With regard to the inside of the cottage, Danny’s strongly held and often stated belief was that dust settled after a while. Women tended to go into the business of shifting dirt, attacking the stuff with dusters, brushes and mops. Which was all very well, but the dust simply moved round the planet before blowing back to seek out its various sources of origin. Short of blasting the lot into outer space, there was no avoiding muck, therefore it should simply be tolerated. If a person never dusted or polished, things sorted themselves out after a year or two.
‘That life’s not for me,’ sighed Bernard. He couldn’t imagine scraping about with rakes and hoes, cutting and rolling a lawn into two-tone stripes, pruning roses, manicuring privets and declaring war on leaf-mould or greenfly.
‘Well, you can’t stop here for ever,’ ventured Danny. ‘When Hitler gets beaten up, things’ll change. Folk’ll likely expect more from life – only young ones setting up’ll want to be living above shops. Progress, you see. Our grandad sold fish down Churchgate off a barrow, then in the old fishmarket. This shop must have looked posh to him. Expectations change with every generation.’
Bernard grunted his disapproval. ‘They should take what they can get and be satisfied.’
Danny clicked his tongue. ‘Listen, our kid. These last few months, women have started to do men’s work as well as their own. They’ll not step back easy into flowered pinnies and slippers. I know they’ve always worked in cotton, but they’ll be setting their sights on nice houses, carpets, better jobs and better grub. Whether you like it or not, there’ll be change coming.’

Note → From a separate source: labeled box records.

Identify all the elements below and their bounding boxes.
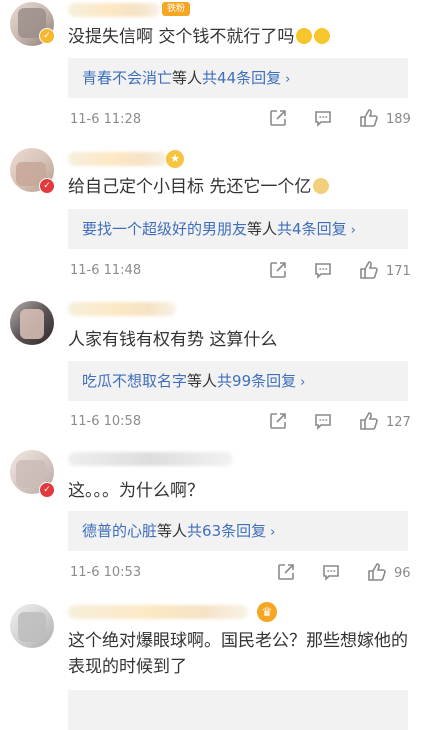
- reply-summary[interactable]: 青春不会消亡等人共44条回复 ›: [68, 58, 408, 98]
- comment-time: 11-6 11:48: [70, 263, 142, 278]
- like-icon[interactable]: [358, 259, 380, 281]
- comment-text: 这个绝对爆眼球啊。国民老公？那些想嫁他的表现的时候到了: [68, 631, 408, 677]
- reply-count[interactable]: 共4条回复: [277, 220, 347, 238]
- comment-icon[interactable]: [313, 411, 333, 431]
- like-icon[interactable]: [358, 107, 380, 129]
- like-icon[interactable]: [366, 561, 388, 583]
- reply-count[interactable]: 共63条回复: [187, 522, 266, 540]
- comment-item: ✓ ★ 给自己定个小目标 先还它一个亿 要找一个超级好的男朋友等人共4条回复 › …: [0, 140, 421, 295]
- username-blurred[interactable]: [68, 3, 160, 17]
- share-icon[interactable]: [268, 108, 288, 128]
- verified-badge-icon: ✓: [39, 178, 55, 194]
- comment-text: 给自己定个小目标 先还它一个亿: [68, 174, 330, 200]
- username-blurred[interactable]: [68, 452, 233, 466]
- reply-users[interactable]: 青春不会消亡: [82, 69, 172, 87]
- comment-text: 这。。。为什么啊？: [68, 481, 204, 501]
- comment-item: ✓ 铁粉 没提失信啊 交个钱不就行了吗 青春不会消亡等人共44条回复 › 11-6…: [0, 0, 421, 140]
- username-blurred[interactable]: [68, 152, 168, 166]
- reply-count[interactable]: 共99条回复: [217, 372, 296, 390]
- laugh-emoji-icon: [314, 28, 331, 44]
- comment-time: 11-6 10:58: [70, 414, 142, 429]
- avatar[interactable]: [10, 301, 54, 345]
- comment-item: ♛ 这个绝对爆眼球啊。国民老公？那些想嫁他的表现的时候到了: [0, 590, 421, 730]
- reply-count[interactable]: 共44条回复: [202, 69, 281, 87]
- comment-icon[interactable]: [313, 108, 333, 128]
- comment-text: 没提失信啊 交个钱不就行了吗: [68, 24, 331, 50]
- share-icon[interactable]: [268, 260, 288, 280]
- username-blurred[interactable]: [68, 605, 248, 619]
- reply-users[interactable]: 德普的心脏: [82, 522, 157, 540]
- reply-summary[interactable]: 吃瓜不想取名字等人共99条回复 ›: [68, 361, 408, 401]
- comment-item: ✓ 这。。。为什么啊？ 德普的心脏等人共63条回复 › 11-6 10:53 96: [0, 440, 421, 590]
- iron-fan-badge: 铁粉: [162, 2, 191, 16]
- comment-time: 11-6 10:53: [70, 565, 142, 580]
- reply-summary-partial[interactable]: [68, 690, 408, 730]
- comment-text: 人家有钱有权有势 这算什么: [68, 330, 278, 350]
- chevron-right-icon: ›: [285, 72, 291, 87]
- share-icon[interactable]: [276, 562, 296, 582]
- comment-time: 11-6 11:28: [70, 112, 142, 127]
- reply-users[interactable]: 吃瓜不想取名字: [82, 372, 187, 390]
- comment-item: 人家有钱有权有势 这算什么 吃瓜不想取名字等人共99条回复 › 11-6 10:5…: [0, 295, 421, 440]
- level-badge-icon: ★: [166, 150, 184, 168]
- chevron-right-icon: ›: [270, 525, 276, 540]
- like-count: 171: [386, 264, 411, 279]
- reply-summary[interactable]: 要找一个超级好的男朋友等人共4条回复 ›: [68, 209, 408, 249]
- avatar[interactable]: [10, 604, 54, 648]
- crown-icon: ♛: [257, 602, 277, 622]
- reply-summary[interactable]: 德普的心脏等人共63条回复 ›: [68, 511, 408, 551]
- verified-badge-icon: ✓: [39, 28, 55, 44]
- chevron-right-icon: ›: [300, 375, 306, 390]
- share-icon[interactable]: [268, 411, 288, 431]
- like-count: 96: [394, 566, 411, 581]
- comment-icon[interactable]: [321, 562, 341, 582]
- username-blurred[interactable]: [68, 302, 176, 316]
- like-icon[interactable]: [358, 410, 380, 432]
- chevron-right-icon: ›: [350, 223, 356, 238]
- verified-badge-icon: ✓: [39, 482, 55, 498]
- laugh-emoji-icon: [296, 28, 313, 44]
- like-count: 127: [386, 415, 411, 430]
- like-count: 189: [386, 112, 411, 127]
- doge-emoji-icon: [313, 178, 330, 194]
- reply-users[interactable]: 要找一个超级好的男朋友: [82, 220, 247, 238]
- comment-icon[interactable]: [313, 260, 333, 280]
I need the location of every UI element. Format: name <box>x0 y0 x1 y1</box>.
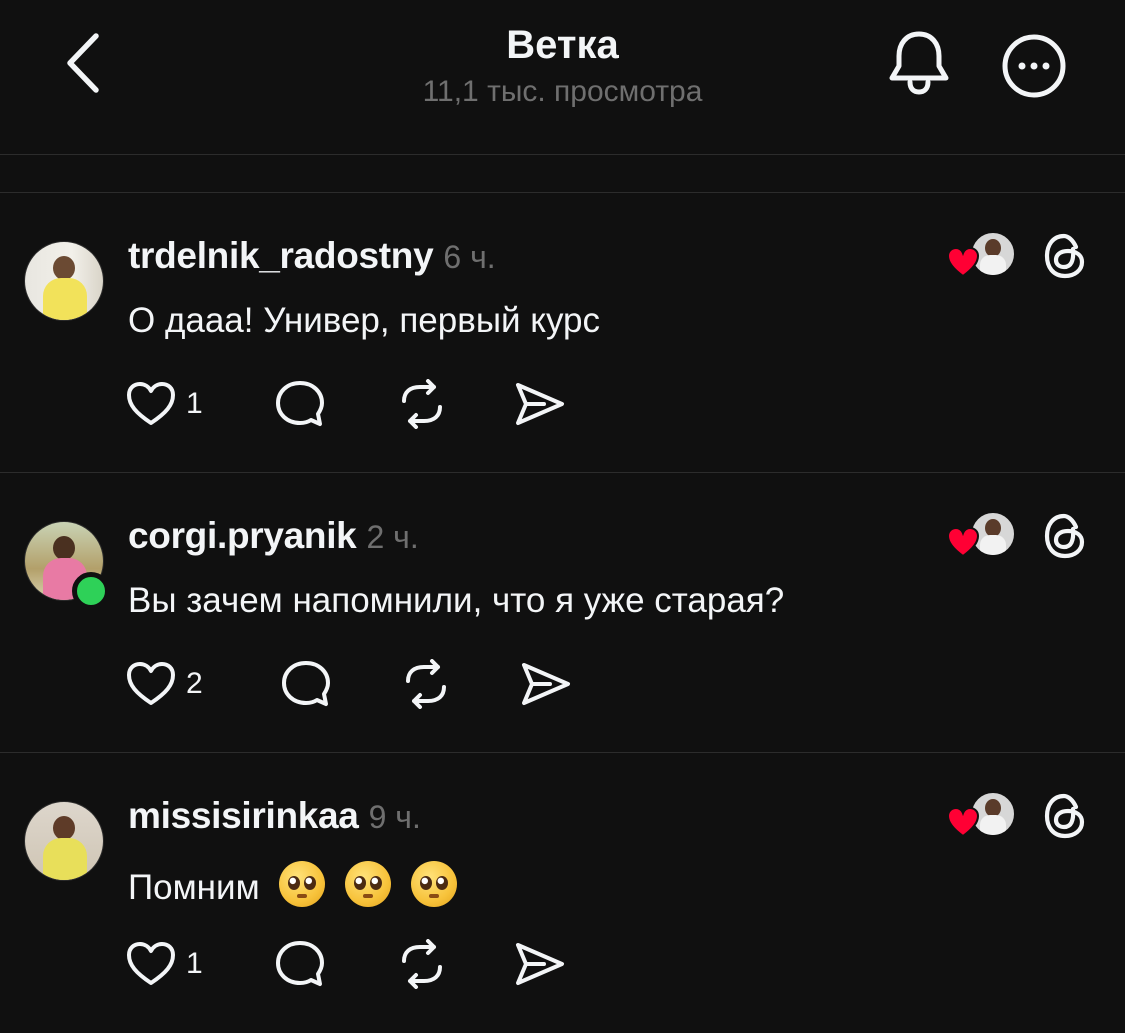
share-button[interactable] <box>514 379 566 429</box>
notifications-button[interactable] <box>884 28 954 98</box>
post-actions: 2 <box>126 659 586 709</box>
like-count: 1 <box>186 947 203 980</box>
comment-button[interactable] <box>274 939 326 989</box>
username[interactable]: corgi.pryanik 2 ч. <box>128 515 419 557</box>
reply-text: Вы зачем напомнили, что я уже старая? <box>128 581 785 620</box>
comment-icon <box>276 381 324 426</box>
threads-icon <box>1044 793 1085 839</box>
threads-icon <box>1044 233 1085 279</box>
comment-icon <box>282 661 330 706</box>
bell-icon <box>889 31 949 95</box>
reply-text: Помним <box>128 861 457 908</box>
reply-post[interactable]: missisirinkaa 9 ч. Помним 1 <box>0 753 1125 1033</box>
pleading-face-emoji <box>279 861 326 907</box>
threads-button[interactable] <box>1040 511 1090 561</box>
like-count: 1 <box>186 387 203 420</box>
reply-post[interactable]: trdelnik_radostny 6 ч. О дааа! Универ, пе… <box>0 193 1125 473</box>
heart-icon <box>127 662 175 705</box>
reply-post[interactable]: corgi.pryanik 2 ч. Вы зачем напомнили, чт… <box>0 473 1125 753</box>
repost-icon <box>402 939 442 989</box>
post-actions: 1 <box>126 379 586 429</box>
threads-button[interactable] <box>1040 791 1090 841</box>
avatar[interactable] <box>24 801 104 881</box>
share-button[interactable] <box>514 939 566 989</box>
post-actions: 1 <box>126 939 586 989</box>
heart-icon <box>127 942 175 985</box>
heart-icon <box>127 382 175 425</box>
threads-icon <box>1044 513 1085 559</box>
repost-button[interactable] <box>396 939 448 989</box>
timestamp: 9 ч. <box>368 799 421 835</box>
like-count: 2 <box>186 667 203 700</box>
pleading-face-emoji <box>345 861 392 907</box>
online-status-badge <box>72 572 110 610</box>
avatar[interactable] <box>24 241 104 321</box>
repost-icon <box>406 659 446 709</box>
more-options-button[interactable] <box>1000 32 1068 100</box>
thread-header: Ветка 11,1 тыс. просмотра <box>0 0 1125 155</box>
share-button[interactable] <box>520 659 572 709</box>
threads-button[interactable] <box>1040 231 1090 281</box>
heart-filled-icon <box>946 526 980 558</box>
header-divider <box>0 154 1125 155</box>
username[interactable]: trdelnik_radostny 6 ч. <box>128 235 496 277</box>
pleading-face-emoji <box>410 861 457 907</box>
like-button[interactable]: 2 <box>126 659 203 709</box>
send-icon <box>522 663 570 705</box>
liked-by-author <box>946 231 1018 281</box>
more-horizontal-icon <box>1002 34 1066 98</box>
heart-filled-icon <box>946 806 980 838</box>
repost-button[interactable] <box>396 379 448 429</box>
username[interactable]: missisirinkaa 9 ч. <box>128 795 421 837</box>
comment-button[interactable] <box>274 379 326 429</box>
views-count: 11,1 тыс. просмотра <box>422 75 703 108</box>
liked-by-author <box>946 791 1018 841</box>
like-button[interactable]: 1 <box>126 939 203 989</box>
timestamp: 6 ч. <box>443 239 496 275</box>
repost-icon <box>402 379 442 429</box>
reply-text: О дааа! Универ, первый курс <box>128 301 601 340</box>
comment-button[interactable] <box>280 659 332 709</box>
send-icon <box>516 943 564 985</box>
timestamp: 2 ч. <box>366 519 419 555</box>
comment-icon <box>276 941 324 986</box>
send-icon <box>516 383 564 425</box>
liked-by-author <box>946 511 1018 561</box>
page-title: Ветка <box>506 23 619 67</box>
repost-button[interactable] <box>400 659 452 709</box>
like-button[interactable]: 1 <box>126 379 203 429</box>
heart-filled-icon <box>946 246 980 278</box>
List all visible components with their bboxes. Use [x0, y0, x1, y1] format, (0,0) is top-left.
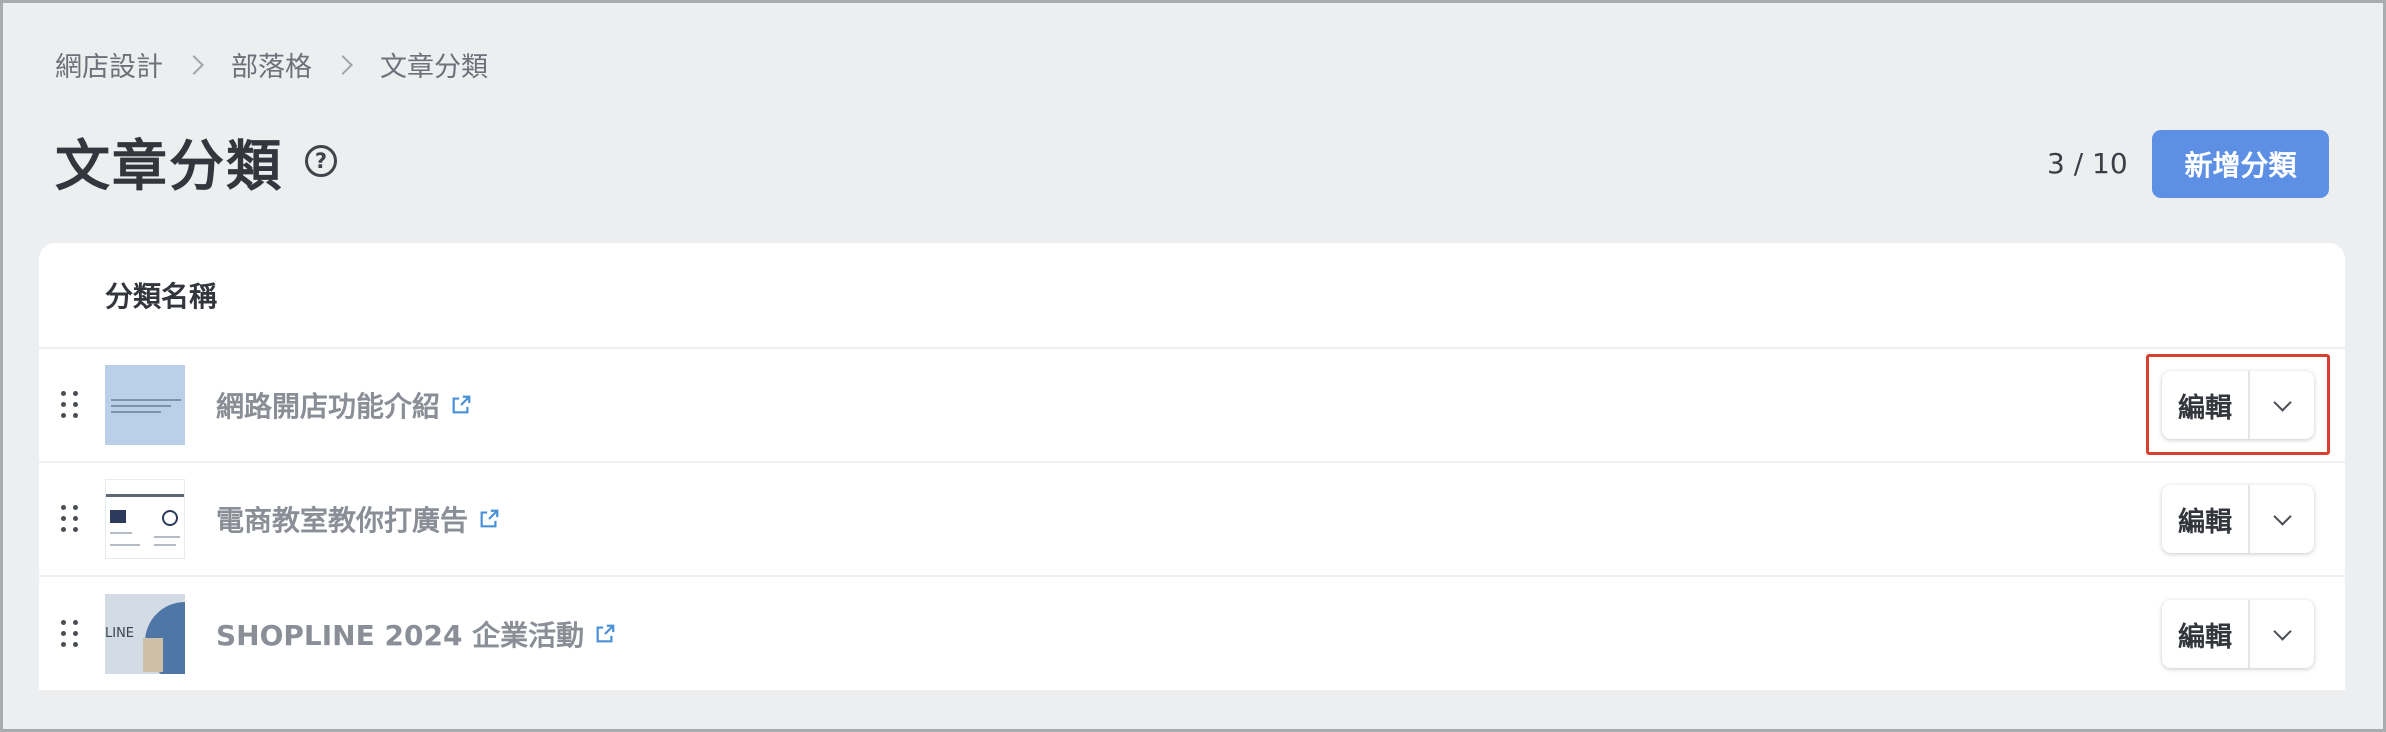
edit-button-group: 編輯: [2162, 371, 2314, 439]
category-title: 網路開店功能介紹: [216, 390, 441, 423]
breadcrumb-item-categories: 文章分類: [380, 52, 488, 83]
breadcrumb-item-store-design[interactable]: 網店設計: [55, 45, 163, 84]
category-thumbnail: LINE: [105, 594, 185, 674]
chevron-down-icon: [2272, 621, 2292, 641]
edit-button-group: 編輯: [2162, 485, 2314, 553]
more-actions-dropdown[interactable]: [2250, 600, 2314, 668]
edit-button[interactable]: 編輯: [2162, 600, 2250, 668]
category-title: 電商教室教你打廣告: [216, 504, 469, 537]
category-thumbnail: [105, 365, 185, 445]
category-count: 3 / 10: [2047, 147, 2128, 180]
table-row: 電商教室教你打廣告 編輯: [39, 463, 2345, 577]
category-table: 分類名稱 網路開店功能介紹 編輯 電商教室教你打廣告 編輯 LINE SHOPL…: [39, 243, 2345, 690]
external-link-icon[interactable]: [478, 508, 500, 530]
edit-button[interactable]: 編輯: [2162, 371, 2250, 439]
category-title-link[interactable]: 電商教室教你打廣告: [216, 499, 500, 539]
app-window: 網店設計 部落格 文章分類 文章分類 ? 3 / 10 新增分類 分類名稱 網路…: [0, 0, 2386, 732]
table-row: 網路開店功能介紹 編輯: [39, 349, 2345, 463]
breadcrumb-item-blog[interactable]: 部落格: [231, 45, 312, 84]
table-row: LINE SHOPLINE 2024 企業活動 編輯: [39, 577, 2345, 690]
more-actions-dropdown[interactable]: [2250, 371, 2314, 439]
category-title: SHOPLINE 2024 企業活動: [216, 619, 585, 652]
add-category-button[interactable]: 新增分類: [2152, 130, 2329, 198]
more-actions-dropdown[interactable]: [2250, 485, 2314, 553]
question-circle-icon[interactable]: ?: [305, 145, 338, 177]
drag-handle-icon[interactable]: [61, 505, 79, 533]
edit-button[interactable]: 編輯: [2162, 485, 2250, 553]
drag-handle-icon[interactable]: [61, 391, 79, 419]
page-header: 文章分類 ?: [55, 121, 338, 201]
chevron-down-icon: [2272, 506, 2292, 526]
external-link-icon[interactable]: [594, 623, 616, 645]
page-title: 文章分類: [55, 134, 284, 198]
chevron-right-icon: [333, 54, 353, 75]
category-thumbnail: [105, 479, 185, 559]
edit-button-group: 編輯: [2162, 600, 2314, 668]
drag-handle-icon[interactable]: [61, 620, 79, 648]
category-title-link[interactable]: SHOPLINE 2024 企業活動: [216, 614, 616, 654]
chevron-right-icon: [184, 54, 204, 75]
thumbnail-text: LINE: [105, 626, 135, 641]
chevron-down-icon: [2272, 392, 2292, 412]
category-title-link[interactable]: 網路開店功能介紹: [216, 385, 472, 425]
column-header-category-name: 分類名稱: [39, 243, 2345, 349]
breadcrumb: 網店設計 部落格 文章分類: [55, 45, 488, 84]
external-link-icon[interactable]: [450, 394, 472, 416]
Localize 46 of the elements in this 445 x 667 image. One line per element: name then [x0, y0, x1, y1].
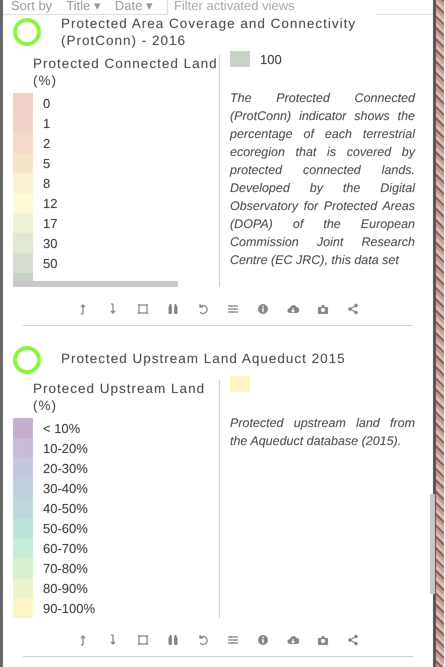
- legend-label: 60-70%: [42, 540, 88, 556]
- camera-icon[interactable]: [317, 303, 329, 315]
- sliders-icon[interactable]: [227, 303, 239, 315]
- share-icon[interactable]: [347, 634, 359, 646]
- frame-icon[interactable]: [137, 303, 149, 315]
- legend-label: 40-50%: [42, 500, 88, 516]
- legend-label: 17: [42, 216, 58, 230]
- legend-label: 20-30%: [42, 460, 88, 476]
- info-icon[interactable]: [257, 303, 269, 315]
- legend-label: 30: [42, 236, 58, 250]
- view-title[interactable]: Protected Area Coverage and Connectivity (ProtConn) - 2016: [61, 15, 425, 49]
- legend-label: 70-80%: [42, 560, 88, 576]
- view-description: Protected upstream land from the Aqueduct database (2015).: [230, 415, 415, 450]
- legend-label: 80-90%: [42, 580, 88, 596]
- legend-label: 5: [42, 156, 50, 170]
- legend-label: 1: [42, 116, 50, 130]
- undo-icon[interactable]: [197, 303, 209, 315]
- sort-label: Sort by: [11, 0, 52, 12]
- horizontal-scrollbar[interactable]: [13, 281, 178, 287]
- undo-icon[interactable]: [197, 634, 209, 646]
- vertical-scrollbar[interactable]: [430, 494, 435, 594]
- legend-label: 0: [42, 96, 50, 110]
- legend-title: Protected Connected Land (%): [32, 55, 219, 89]
- legend-label: 50: [42, 256, 58, 270]
- legend-label: 50-60%: [42, 520, 88, 536]
- legend-title: Proteced Upstream Land (%): [32, 380, 206, 414]
- camera-icon[interactable]: [317, 634, 329, 646]
- legend-label: 8: [42, 176, 50, 190]
- sliders-icon[interactable]: [227, 634, 239, 646]
- view-title[interactable]: Protected Upstream Land Aqueduct 2015: [61, 350, 346, 366]
- frame-icon[interactable]: [137, 634, 149, 646]
- binoculars-icon[interactable]: [167, 303, 179, 315]
- share-icon[interactable]: [347, 303, 359, 315]
- cloud-download-icon[interactable]: [287, 303, 299, 315]
- cloud-download-icon[interactable]: [287, 634, 299, 646]
- filter-field[interactable]: Filter activated views: [166, 0, 376, 15]
- binoculars-icon[interactable]: [167, 634, 179, 646]
- info-icon[interactable]: [257, 634, 269, 646]
- legend-label: 100: [259, 52, 282, 66]
- legend-label: 12: [42, 196, 58, 210]
- legend-label: 30-40%: [42, 480, 88, 496]
- legend-label: 2: [42, 136, 50, 150]
- view-description: The Protected Connected (ProtConn) indicator shows the percentage of each terrestrial ecoregion that is covered by protected connected lands. Developed by the Digital Observatory for Protected Areas (DOPA) of the European Commission Joint Research Centre (EC JRC), this data set: [230, 90, 415, 269]
- legend-label: < 10%: [42, 420, 80, 436]
- legend-label: 90-100%: [42, 600, 96, 616]
- legend-label: 10-20%: [42, 440, 88, 456]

Bernard left his brother and trudged upstairs, happily unaware that Danny’s warning about change was to remain in his mind for some time to come.
Liz was pol
ishing brasses, her small hands scrubbing furiously at the surface of some inanimate and blameless object. ‘You can see your face in this plaque now,’ she told him.
Bernard didn’t want to see his face. It was all right as far as faces went, but it was a round, very ordinary face. ‘Will you leave well alone, Liz?’ he begged.
She sniffed the air. ‘Shut that door tight,’ she ordered. ‘I’m not having visitors complaining about the smell of cod.’
They seldom had visitors, though Bernard chose not to remind his wife of that fact. Liz’s aversion to the odour of fish had increased in proportion to her girth. With a seven-month belly on her, she could scarcely tolerate the scents that floated up the stairway from time to time. ‘Thank God it’s winter,’ she continued. During the summer months, the stench of fish permeated everything – even her washing out on the line.
Bernard sat down and rattled yesterday’s four-paged Bolton Evening News into some semblance of order. There was no peace by his fireside these days. He would have to give in gracefully once the war was over, he supposed. It would be Harwood or Bromley Cross, compulsory fresh air and weeding. Liz wouldn’t want to stop here, not with a young one to worry about. But there was petrol to consider. Where would he get the extra fuel to drive to the shop? Would petrol rationing be cured as soon as the war ended? If not, he’d have to come down from the moors on buses and trams, he supposed, and leave the van here. What time was the first bus? Early enough to meet the fish trains? And what about the flat over the shop? What about Danny and—?
‘Bernard?’
He sighed, lost the thread of his thoughts, and turned a frail page. ‘Yes, love?’
‘My waters have just gone. All over the rug and all. I cleaned it nobbut half an hour since.’